12.4 Risk Payment means 15% of the Hire Price (only available if requested by you and accepted by us; not available for Equipment taken outside Australia).

12.5 Hire Period means, unless this Agreement is terminated early, the period stated in the Order or from the day you take possession of the Equipment until the day the Equipment is returned (whichever is longer) and includes transit time. For clarity: (a) day hire from Monday to Thursday is the 24 hour period from the time the Equipment is booked for pick-up; (b) day hire for Friday is from the time the Equipment is booked for pick-up until no later than 5 pm that day; (c) weekend hire is the period between 3.00 pm on a Friday afternoon and 9.00 am on the following Monday morning; and (d) weekly hire is a seven-day period, calculated from the day and time the Equipment is booked for pick-up.

12.6 Hire Price means the price estimated in the Order, together with any Additional Fees incurred.

12.7 PPSR means the Personal Property Security Register.

12.8 Us and we, means STUDIO TROPICO ABN 24 615 093 067, including its successors and assigns.

12.9 You means the person named as the client in the Order, whether the Order is placed by you or on your behalf.

13. GENERAL

13.1 If any provision of this Agreement is held to be invalid or unenforceable for any reason, it will be severed and will not affect the remaining provisions of this Agreement.

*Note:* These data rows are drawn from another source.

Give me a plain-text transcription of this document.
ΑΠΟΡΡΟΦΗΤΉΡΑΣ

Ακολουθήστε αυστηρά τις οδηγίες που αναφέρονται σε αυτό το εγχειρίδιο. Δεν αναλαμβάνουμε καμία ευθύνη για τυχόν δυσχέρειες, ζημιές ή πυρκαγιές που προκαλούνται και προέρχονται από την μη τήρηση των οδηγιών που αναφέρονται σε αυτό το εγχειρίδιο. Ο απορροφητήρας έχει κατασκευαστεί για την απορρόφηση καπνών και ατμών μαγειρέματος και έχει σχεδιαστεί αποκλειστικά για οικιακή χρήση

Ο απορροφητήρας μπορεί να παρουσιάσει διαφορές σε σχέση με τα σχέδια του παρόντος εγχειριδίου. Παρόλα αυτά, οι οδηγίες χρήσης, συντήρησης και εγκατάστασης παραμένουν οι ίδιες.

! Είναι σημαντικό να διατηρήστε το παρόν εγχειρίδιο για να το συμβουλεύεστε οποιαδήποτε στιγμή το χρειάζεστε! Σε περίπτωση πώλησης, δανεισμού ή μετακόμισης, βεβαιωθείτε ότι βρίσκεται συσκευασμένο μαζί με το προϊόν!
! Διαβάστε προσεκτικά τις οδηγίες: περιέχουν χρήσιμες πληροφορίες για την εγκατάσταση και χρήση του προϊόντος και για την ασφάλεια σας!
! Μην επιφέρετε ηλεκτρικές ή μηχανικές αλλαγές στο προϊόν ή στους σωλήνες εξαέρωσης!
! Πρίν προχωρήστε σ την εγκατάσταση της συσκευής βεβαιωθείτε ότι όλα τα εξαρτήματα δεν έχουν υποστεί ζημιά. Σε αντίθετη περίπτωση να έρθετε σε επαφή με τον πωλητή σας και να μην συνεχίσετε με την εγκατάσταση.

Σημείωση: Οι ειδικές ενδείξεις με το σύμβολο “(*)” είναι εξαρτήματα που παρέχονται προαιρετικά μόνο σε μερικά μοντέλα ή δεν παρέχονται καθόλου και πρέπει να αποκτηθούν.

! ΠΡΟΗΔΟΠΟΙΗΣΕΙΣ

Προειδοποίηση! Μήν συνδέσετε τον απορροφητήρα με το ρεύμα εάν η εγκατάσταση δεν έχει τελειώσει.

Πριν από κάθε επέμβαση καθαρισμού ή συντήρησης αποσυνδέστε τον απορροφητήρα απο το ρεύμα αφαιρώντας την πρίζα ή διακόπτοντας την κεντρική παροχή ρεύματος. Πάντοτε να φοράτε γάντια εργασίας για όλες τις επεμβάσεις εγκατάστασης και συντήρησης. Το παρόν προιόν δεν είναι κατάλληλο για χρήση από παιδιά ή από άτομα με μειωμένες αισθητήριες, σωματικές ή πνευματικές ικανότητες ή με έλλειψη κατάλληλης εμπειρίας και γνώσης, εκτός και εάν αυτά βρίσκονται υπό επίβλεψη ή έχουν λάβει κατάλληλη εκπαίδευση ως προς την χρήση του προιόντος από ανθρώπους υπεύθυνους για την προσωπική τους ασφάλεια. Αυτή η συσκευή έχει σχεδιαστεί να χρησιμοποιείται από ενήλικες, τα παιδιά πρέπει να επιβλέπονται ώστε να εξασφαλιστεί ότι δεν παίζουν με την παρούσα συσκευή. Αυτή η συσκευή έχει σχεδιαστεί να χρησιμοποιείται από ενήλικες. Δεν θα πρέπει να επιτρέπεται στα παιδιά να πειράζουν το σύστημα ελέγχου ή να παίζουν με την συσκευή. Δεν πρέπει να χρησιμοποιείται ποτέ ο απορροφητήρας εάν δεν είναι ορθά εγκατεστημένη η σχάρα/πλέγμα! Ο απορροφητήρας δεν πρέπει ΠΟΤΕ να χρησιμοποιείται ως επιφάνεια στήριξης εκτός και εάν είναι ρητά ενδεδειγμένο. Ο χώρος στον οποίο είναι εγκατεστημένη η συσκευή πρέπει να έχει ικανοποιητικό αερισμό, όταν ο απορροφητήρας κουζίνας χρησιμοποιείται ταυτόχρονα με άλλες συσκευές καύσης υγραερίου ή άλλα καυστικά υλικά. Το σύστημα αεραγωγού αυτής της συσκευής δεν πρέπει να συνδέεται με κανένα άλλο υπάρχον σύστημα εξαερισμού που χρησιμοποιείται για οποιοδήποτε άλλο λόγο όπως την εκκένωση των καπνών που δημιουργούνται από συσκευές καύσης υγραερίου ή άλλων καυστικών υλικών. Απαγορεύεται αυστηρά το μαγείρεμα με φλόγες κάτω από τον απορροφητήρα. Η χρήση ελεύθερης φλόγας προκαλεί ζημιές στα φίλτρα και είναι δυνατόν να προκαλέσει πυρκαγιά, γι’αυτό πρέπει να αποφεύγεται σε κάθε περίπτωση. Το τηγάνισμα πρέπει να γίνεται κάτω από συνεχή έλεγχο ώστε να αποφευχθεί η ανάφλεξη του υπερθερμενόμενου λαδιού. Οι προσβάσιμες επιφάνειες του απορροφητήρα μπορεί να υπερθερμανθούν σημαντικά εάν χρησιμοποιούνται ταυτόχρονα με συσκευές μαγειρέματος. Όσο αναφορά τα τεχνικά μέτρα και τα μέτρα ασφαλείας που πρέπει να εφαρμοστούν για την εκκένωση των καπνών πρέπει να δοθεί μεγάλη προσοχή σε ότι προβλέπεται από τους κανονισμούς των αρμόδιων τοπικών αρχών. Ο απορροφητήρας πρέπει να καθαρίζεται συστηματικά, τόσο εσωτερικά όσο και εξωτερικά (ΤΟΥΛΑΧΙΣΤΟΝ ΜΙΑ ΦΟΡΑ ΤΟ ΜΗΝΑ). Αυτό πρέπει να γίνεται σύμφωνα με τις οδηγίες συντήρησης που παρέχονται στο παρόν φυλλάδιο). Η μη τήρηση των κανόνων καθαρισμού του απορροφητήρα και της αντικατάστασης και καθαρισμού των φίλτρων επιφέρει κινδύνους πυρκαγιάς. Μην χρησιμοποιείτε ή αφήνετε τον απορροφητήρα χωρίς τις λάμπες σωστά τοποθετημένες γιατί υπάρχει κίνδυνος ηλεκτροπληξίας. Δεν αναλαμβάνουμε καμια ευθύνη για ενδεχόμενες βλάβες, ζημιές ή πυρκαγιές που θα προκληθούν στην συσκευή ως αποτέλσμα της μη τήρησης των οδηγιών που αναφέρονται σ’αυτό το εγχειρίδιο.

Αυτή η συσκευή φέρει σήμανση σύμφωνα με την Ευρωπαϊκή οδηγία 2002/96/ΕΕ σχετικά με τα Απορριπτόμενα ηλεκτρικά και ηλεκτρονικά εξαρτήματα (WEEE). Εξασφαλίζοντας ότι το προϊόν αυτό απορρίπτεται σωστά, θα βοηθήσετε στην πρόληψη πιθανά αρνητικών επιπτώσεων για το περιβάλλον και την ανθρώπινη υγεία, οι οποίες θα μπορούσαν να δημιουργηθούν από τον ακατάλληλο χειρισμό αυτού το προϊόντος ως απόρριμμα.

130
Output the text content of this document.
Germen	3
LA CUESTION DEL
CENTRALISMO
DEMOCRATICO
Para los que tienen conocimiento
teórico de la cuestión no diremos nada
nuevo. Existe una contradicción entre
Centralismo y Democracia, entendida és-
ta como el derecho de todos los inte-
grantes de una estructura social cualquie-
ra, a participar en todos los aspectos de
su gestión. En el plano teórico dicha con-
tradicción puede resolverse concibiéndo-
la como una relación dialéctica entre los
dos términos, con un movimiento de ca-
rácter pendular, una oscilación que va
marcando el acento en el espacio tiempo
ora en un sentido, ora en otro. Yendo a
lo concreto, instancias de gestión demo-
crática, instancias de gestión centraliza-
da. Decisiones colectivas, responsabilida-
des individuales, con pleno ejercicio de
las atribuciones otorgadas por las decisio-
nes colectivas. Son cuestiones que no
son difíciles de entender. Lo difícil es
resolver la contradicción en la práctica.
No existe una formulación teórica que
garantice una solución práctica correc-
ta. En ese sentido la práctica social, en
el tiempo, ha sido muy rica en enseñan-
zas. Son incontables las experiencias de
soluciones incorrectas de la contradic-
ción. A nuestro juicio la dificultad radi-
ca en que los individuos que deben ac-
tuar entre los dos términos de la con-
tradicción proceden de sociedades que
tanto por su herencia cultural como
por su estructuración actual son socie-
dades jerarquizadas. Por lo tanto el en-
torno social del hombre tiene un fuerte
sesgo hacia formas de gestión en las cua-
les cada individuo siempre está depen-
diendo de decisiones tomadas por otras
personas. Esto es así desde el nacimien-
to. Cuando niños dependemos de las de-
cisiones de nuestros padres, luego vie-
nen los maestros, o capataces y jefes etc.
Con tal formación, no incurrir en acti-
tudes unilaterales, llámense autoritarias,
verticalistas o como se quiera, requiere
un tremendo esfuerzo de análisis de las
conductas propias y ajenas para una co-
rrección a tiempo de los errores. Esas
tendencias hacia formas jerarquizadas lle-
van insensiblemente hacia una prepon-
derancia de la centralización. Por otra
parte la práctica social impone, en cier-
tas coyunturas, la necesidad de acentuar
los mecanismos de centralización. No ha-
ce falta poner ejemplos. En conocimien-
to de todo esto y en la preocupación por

13.2 You must not assign your rights or obligations under this Agreement without our prior written consent. We may assign our rights and novate our obligations under this Agreement to any other person without your consent.

13.3 The waiver or failure of either party to exercise in any respect any right provided for in this Agreement will not be deemed a waiver of any further right under this Agreement.

13.4 Our records of acceptance of the Equipment by you or on your behalf is evidence of that Equipment being part of an Order.

13.5 You irrevocably appoint us your attorney for the purpose of doing all acts and things which under this Agreement are to be done by you or which we are authorised or empowered to do so as to give effect to this Agreement.

13.6 This Agreement is governed by and must be interpreted in accordance with the laws of New South Wales, Australia and the parties submit to the exclusive jurisdiction of the courts of that state.

13.7 This Agreement constitutes the entire agreement between the parties in relation to the Equipment subject to the Hire and may not be varied except in writing and signed by authorised personnel of both parties.